Senate May Ram Copyright Bill- one of the most depressing stories of the day that didn't involve death or bombs. It's the music and movie industries' wet dream. It criminalizes peer-to-peer software makers, allows the government to file civil lawsuits on behalf of these media industries, and eliminates fair use. Fair use is the idea that I can use a snippet of a copyrighted work for educational, political, or satirical purposes, without getting permission from the copyright-holder first.

And most tellingly, the bill legalizes technology that would automatically skip over "obejctionable content" (i.e. sex and violence) in a DVD, but bans devices that would automatically skip over commericals. This is a blatant, blatant, blatant gift to the movie industry. Fuck the movie industry, fuck the music industry, fuck the Senate.

Music industry aims to send in radio cops- the recording industry says that you're not allowed to record songs off the radio, be it real radio or internet radio. And now they're working on preventing you from recording songs off internet radio through a mixture of law and technological repression (although I imagine their techno-fixes will get hacked pretty quickly).

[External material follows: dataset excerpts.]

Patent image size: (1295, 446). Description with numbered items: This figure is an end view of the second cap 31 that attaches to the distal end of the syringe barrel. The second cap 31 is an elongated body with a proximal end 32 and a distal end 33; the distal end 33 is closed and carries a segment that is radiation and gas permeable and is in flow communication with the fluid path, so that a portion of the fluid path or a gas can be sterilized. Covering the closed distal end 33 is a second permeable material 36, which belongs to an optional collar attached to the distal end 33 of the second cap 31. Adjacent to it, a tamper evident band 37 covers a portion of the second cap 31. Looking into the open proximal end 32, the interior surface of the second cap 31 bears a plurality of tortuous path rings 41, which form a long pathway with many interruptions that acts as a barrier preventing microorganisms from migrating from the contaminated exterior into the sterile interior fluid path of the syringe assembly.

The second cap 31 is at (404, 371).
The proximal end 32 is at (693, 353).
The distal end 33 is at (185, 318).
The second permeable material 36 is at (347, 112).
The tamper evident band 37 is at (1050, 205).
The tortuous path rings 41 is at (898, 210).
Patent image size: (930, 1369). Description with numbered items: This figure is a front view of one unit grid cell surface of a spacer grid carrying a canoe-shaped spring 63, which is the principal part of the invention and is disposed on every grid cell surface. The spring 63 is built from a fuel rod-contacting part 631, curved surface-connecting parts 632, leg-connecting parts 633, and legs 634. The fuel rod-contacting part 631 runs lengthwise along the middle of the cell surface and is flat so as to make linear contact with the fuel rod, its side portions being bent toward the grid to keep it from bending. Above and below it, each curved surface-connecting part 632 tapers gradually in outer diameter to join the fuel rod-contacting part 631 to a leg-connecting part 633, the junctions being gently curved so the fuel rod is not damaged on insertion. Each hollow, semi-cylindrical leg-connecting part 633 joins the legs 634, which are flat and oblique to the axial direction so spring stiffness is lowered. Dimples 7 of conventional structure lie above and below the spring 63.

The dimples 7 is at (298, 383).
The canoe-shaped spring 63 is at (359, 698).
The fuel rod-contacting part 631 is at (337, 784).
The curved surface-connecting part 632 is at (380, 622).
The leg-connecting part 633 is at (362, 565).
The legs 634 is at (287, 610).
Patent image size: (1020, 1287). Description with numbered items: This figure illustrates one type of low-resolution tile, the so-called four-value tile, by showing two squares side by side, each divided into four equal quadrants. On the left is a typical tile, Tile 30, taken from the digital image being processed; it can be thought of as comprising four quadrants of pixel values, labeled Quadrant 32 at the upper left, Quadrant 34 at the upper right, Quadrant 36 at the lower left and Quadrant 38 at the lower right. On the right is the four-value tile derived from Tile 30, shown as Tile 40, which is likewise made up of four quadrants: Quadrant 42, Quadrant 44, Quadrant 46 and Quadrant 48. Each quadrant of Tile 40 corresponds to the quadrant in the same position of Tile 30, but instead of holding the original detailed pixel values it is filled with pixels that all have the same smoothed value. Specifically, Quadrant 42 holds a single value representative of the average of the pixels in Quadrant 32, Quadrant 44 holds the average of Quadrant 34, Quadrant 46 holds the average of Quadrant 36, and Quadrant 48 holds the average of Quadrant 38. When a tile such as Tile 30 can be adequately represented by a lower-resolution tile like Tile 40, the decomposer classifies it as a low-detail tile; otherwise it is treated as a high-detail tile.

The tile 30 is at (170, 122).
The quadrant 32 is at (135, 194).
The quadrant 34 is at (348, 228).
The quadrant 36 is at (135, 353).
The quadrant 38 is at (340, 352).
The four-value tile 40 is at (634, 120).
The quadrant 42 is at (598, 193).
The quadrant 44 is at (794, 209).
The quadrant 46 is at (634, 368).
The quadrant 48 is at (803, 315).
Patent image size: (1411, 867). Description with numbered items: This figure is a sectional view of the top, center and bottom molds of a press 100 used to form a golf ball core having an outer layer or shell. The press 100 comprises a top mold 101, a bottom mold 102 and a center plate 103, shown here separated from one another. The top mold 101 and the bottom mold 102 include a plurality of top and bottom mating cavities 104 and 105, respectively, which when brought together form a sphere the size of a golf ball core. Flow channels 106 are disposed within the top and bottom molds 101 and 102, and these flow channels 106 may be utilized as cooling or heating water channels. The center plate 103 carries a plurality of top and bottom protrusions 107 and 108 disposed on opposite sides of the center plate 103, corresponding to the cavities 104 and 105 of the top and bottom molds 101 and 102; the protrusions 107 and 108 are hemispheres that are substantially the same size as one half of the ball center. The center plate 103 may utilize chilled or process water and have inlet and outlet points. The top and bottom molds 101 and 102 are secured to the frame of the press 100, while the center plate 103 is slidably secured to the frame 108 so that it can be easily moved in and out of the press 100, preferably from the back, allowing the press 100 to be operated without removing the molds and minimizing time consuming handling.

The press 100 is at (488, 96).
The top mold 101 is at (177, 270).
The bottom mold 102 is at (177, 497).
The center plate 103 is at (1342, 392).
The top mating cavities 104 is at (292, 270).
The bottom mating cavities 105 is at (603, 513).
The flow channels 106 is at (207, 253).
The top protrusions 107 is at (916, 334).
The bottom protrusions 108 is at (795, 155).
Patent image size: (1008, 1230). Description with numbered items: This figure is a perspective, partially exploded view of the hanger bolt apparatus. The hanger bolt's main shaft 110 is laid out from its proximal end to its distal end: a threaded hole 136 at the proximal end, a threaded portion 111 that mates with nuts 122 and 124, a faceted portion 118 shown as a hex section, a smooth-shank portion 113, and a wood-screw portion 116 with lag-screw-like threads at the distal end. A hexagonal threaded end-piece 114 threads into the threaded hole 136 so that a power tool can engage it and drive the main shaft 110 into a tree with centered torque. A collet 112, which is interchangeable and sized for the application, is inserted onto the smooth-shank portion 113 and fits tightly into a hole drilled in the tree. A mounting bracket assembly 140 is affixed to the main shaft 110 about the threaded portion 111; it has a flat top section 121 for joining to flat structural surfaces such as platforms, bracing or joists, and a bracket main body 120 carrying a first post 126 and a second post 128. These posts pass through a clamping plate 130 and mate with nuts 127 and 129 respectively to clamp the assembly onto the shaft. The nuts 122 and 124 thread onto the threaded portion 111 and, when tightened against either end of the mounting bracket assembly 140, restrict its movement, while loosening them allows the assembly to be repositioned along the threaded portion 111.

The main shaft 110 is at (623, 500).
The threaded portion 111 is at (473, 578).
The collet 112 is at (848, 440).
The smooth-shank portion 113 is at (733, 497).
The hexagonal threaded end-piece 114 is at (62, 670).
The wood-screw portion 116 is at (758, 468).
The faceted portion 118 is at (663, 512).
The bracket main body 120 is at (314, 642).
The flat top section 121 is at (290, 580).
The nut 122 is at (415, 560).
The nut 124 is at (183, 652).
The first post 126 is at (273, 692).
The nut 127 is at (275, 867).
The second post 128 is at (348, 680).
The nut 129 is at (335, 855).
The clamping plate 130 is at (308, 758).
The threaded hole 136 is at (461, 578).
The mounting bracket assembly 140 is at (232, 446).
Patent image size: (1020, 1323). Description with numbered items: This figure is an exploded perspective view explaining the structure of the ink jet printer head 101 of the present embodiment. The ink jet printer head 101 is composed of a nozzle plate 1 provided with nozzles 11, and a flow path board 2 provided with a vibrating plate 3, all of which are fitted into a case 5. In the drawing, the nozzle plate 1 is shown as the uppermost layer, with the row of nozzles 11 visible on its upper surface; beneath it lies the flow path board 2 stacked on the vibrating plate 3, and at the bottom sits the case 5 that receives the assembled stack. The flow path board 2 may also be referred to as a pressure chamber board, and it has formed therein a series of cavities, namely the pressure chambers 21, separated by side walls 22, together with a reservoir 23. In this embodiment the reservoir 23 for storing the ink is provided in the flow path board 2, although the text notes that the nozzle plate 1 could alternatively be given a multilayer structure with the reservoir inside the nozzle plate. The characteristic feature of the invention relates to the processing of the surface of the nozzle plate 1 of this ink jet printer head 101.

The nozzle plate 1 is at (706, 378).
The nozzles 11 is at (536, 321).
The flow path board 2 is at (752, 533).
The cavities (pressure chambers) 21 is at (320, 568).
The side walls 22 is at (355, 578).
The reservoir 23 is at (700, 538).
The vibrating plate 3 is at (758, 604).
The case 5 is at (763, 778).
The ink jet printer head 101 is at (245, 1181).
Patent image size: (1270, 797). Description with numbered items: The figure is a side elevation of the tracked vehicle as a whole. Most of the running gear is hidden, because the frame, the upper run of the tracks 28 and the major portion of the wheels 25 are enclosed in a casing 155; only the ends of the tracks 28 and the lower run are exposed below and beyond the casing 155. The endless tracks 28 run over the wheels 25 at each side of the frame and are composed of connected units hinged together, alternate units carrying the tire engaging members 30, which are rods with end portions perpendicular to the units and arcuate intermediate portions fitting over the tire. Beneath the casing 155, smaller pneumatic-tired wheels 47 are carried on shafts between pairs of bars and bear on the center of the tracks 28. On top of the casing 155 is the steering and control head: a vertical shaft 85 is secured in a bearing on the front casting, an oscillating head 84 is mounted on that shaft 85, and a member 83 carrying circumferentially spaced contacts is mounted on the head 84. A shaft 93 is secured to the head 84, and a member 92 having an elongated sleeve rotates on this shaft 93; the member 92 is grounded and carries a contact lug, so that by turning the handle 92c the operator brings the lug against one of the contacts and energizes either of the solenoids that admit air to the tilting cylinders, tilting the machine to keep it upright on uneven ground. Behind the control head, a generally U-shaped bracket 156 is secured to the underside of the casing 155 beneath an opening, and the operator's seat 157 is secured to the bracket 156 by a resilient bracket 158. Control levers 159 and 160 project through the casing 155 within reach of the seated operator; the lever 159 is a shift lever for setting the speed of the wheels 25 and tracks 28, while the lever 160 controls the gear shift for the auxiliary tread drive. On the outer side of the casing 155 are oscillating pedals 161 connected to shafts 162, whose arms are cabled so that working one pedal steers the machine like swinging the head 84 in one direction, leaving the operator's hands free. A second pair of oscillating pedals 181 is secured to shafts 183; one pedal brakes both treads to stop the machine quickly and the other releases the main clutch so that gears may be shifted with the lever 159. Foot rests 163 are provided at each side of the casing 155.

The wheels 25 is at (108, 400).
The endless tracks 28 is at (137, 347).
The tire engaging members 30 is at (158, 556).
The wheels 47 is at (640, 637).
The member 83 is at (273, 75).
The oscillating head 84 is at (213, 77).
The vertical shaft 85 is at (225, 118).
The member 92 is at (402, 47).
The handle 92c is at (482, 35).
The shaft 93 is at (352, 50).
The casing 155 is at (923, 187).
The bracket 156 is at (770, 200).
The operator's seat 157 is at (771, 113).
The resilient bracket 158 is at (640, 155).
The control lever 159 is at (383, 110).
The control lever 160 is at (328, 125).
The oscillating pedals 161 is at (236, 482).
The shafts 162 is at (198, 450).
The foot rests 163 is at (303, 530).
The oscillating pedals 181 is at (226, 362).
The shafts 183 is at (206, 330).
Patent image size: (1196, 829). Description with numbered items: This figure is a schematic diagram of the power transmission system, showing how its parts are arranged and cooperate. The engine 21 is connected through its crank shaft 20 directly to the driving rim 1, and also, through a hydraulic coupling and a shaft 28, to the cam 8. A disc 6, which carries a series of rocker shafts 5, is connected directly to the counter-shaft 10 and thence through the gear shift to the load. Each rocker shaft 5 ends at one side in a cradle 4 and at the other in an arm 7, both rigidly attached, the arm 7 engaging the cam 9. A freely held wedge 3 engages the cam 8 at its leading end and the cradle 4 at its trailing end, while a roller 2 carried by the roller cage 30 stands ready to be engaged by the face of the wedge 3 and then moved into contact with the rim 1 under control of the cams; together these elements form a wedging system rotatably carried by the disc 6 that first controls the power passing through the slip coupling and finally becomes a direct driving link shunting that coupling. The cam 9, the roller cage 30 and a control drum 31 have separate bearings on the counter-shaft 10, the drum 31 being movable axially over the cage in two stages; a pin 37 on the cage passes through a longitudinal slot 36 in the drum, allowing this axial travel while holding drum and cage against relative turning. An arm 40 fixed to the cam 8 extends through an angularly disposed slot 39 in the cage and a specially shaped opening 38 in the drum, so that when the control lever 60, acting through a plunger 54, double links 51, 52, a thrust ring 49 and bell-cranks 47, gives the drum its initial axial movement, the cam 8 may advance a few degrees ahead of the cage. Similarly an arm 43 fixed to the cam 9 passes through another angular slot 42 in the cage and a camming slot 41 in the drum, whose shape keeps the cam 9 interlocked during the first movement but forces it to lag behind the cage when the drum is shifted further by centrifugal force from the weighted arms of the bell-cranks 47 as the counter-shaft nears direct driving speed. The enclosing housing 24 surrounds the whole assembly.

The shocking truth about the FCC: Censorship by the tyranny of the few- blogger Jeff Jarvis discovers that the recent $1.2 million FCC fine against a sex scene in Fox's "Married By America" TV show was not levied because hundreds of people wrote the FCC and complained. It was not because 159 people wrote in and complained (which is the FCC's current rationale). No, thanks to Jarvis' FOIA request, we find that only 23 people (of the show's several million viewers) wrote in and complained. On top of that, he finds that 21 of those letters were just copy-and-paste email jobs that some people attached their names to. Jarvis then spins this a bit by saying that "only 3" people actually wrote letters to the FCC, which is misleading but technically true. So somewhere between 3 and 23 angry people can determine what you can't see on television. Good to know.

Reuters Union Considers Striking Over Layoffs- will a strike by such a major newswire service impact the rest of the world's media?

Pentagon Starts Work On War Internet- the US military is talking about the creation of a global, wireless, satellite-aided computer network for use in battle. I think I saw a movie about this once...

Conservative host returns to the air after week suspension for using racial slur- Houston radio talk show host (and somtime Rush Limbaugh substitute) Mark Belling referred to Mexican-Americans as "wetbacks" on his show. He was suspended for a couple of weeks, and then submitted a written apology for the racial slur to a local newspaper. But he seems to be using the slur and its surrounding controversy to boost his conservative cred with his listeners.

Stay Tuned for Nudes- Cleveland TV news anchor Sharon Reed aired a story about artist Spencer Tunick, who uses large numbers of naked volunteers in his installations and photographs. The news report will be unique in that it will not blur or black-out the usual naughty bits. The story will air late at night, when it's allegedly okay with the FCC if you broadcast "indecent" material. The author of this article doesn't seem to notice that Reed first claims that this report is a publicity stunt, but then claims it's a protest against FCC repression. I'd like to think it's the latter, but I'm not that much of a sucker.